Based on reports, the alleged Vietnamese attackers have executed malicious campaigns against multiple countries, such as Bulgaria, China, Vietnam, and English-speaking countries.
The Yashma ransomware operators encrypt files while notifying victims through wallpaper changes.
The attackers use Yashma ransomware to encrypt files and modify the device’s wallpaper to notify the victims that the attack encrypted all its files. Additionally, the ransom demand of the threat actors doubles if the victims do not provide the ransom within three days. The actors gave a Gmail address to the victim so they could negotiate.
Researchers noted that the new Yashma ransomware strain adopts a modified tactic to store the ransom note. Unlike its previous version, the new variant now downloads from an attacker-controlled GitHub repository, where it would first attach the ransom note strings in the binary.
The primary objective of this new modification is to bypass standard detection protocols that spot attached ransom notes within the binary.

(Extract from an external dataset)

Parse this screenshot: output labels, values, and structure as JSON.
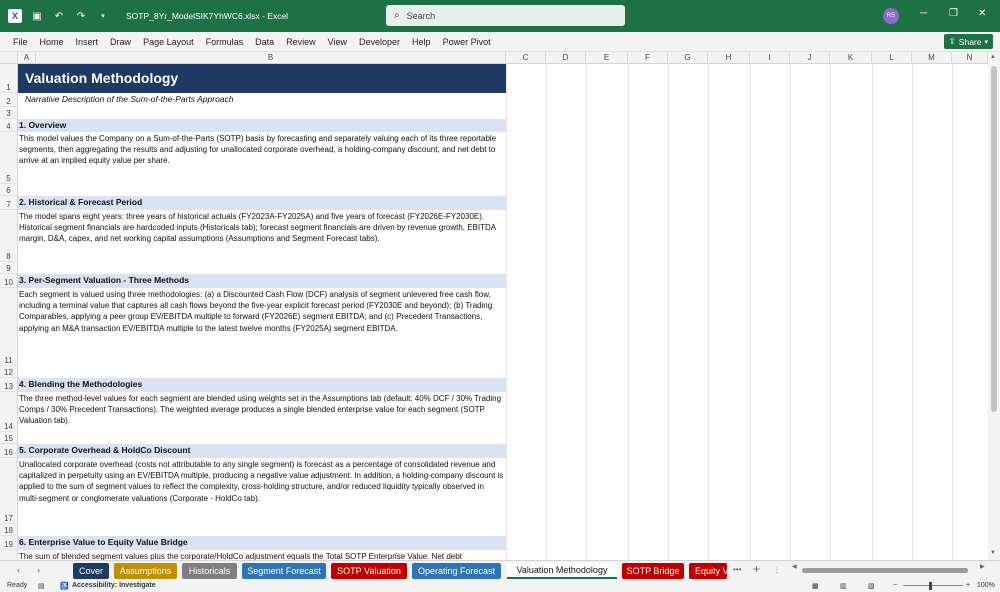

Furthermore, the malware developers adopted anti-recovery tactics that overwrite unencrypted files with a single character ‘?’ and then delete them.
Threat analysts explained that the tactic complicates their and incident responders’ recovery of deleted files.
The researchers claimed the attack originated in Vietnam since the attackers’ GitHub account and email contact in the ransom note impersonated a legitimate Vietnam-based company. Lastly, the ransom note’s communication hours align with the Vietnamese time zone, indicating that the hackers are executing the transaction within the territory.
Malicious attackers that use multiple languages to target numerous countries imply that they want to maximise their scope of targets. Therefore, organisations should have comprehensive threat intelligence and response strategies to keep up with such sophisticated threat campaigns.
Security teams and companies should have the proper mitigation and response capabilities to address such issues soon.